Let's set the rhetoric aside. What debt to gdp ratio would be reasonable? Do you have any sources to support said ratio?
If you don't have sources, the sensible target is 0. Projects should be funded on an as-makes-sense basis and paid back. Or if you have some reason to pick a different target then sure, do that.
The issue at the moment is that the ratio is trending upwards until something breaks. And debts are hitting levels where not only is it reasonable to expect breakages, but it is also mad to expect that the debt can be repaid. If people keep going the way they are, can you even imagine a realistic scenario where it ends well? People are relying on a McConnell-Schumer-Trump-Biden-No Speaker-in-the-House controlled system to take a situation where everyone is acting unreasonably and suddenly start behaving with fiscal prudence. That is unlikely. It is more likely that catastrophic consequences will happen first, then courses will be changed.
I don't think there are even questions of rhetoric at this point, it looks to me like all the decisions have been locked in. I mean, they may as well bump up the budget for science at this point, why not. Great thing to spend money on. But where are the resources supposed to come from? The system is already in crisis and gridlock.
I would say go ahead and kick the hornets nest. The people who are here to spend other people's money must justify their existence, not the other way around.

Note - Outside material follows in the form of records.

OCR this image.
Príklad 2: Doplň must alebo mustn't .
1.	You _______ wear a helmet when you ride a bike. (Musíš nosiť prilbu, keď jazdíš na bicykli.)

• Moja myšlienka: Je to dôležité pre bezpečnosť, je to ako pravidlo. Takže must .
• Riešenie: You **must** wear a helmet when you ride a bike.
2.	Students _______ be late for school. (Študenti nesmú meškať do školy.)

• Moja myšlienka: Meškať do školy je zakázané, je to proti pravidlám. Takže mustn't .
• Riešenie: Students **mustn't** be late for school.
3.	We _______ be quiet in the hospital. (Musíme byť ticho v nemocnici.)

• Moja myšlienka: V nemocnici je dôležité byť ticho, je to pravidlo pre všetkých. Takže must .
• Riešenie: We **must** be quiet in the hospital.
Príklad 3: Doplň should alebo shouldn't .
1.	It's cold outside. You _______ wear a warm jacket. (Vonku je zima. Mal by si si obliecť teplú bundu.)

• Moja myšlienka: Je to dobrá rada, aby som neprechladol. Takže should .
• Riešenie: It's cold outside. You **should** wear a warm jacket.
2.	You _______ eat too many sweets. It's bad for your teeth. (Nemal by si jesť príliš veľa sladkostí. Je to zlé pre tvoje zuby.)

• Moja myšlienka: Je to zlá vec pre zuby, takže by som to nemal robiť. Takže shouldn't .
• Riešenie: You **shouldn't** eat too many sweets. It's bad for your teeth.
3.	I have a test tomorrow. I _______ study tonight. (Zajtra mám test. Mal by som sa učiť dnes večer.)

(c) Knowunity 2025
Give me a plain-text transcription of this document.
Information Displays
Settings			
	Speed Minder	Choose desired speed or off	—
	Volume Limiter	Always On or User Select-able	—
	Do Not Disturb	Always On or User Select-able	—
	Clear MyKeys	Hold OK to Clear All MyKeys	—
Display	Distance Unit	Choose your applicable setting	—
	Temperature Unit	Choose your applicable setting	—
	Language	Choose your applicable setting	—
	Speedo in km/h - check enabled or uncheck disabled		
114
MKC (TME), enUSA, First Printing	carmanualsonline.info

Without getting too inflammatory, if they were as knowledge seeking as they claim to be, they would not be fervent and unwavering about their ideas. Most of them are toothless insults anyway.
Neither of the two available political parties routinely make both tax hikes and budget cuts staples of their platform. So explain again how the general populace is somehow responsible?
Probably because "debt to GDP ratio" is a made-up measure and it's totally unclear that it actually indicates something. Only two things seem obvious to me:
(1) There is no hard limit to how much dollars the government can issue.
(2) Of course, the government cannot just issue more dollars indefinitely, before Bad Things(TM) start to happen.
However, this (rather trivial) observation tells us nothing about "What is the limit (or rather, range) of how much dollars the US government can issue, before bad things start to happen?" Without explaining how you can estimate such a limit, (US debt / GDP) is just some number: There's no reason to believe that there is some hard, fixed limit X that this number is not meant to exceed.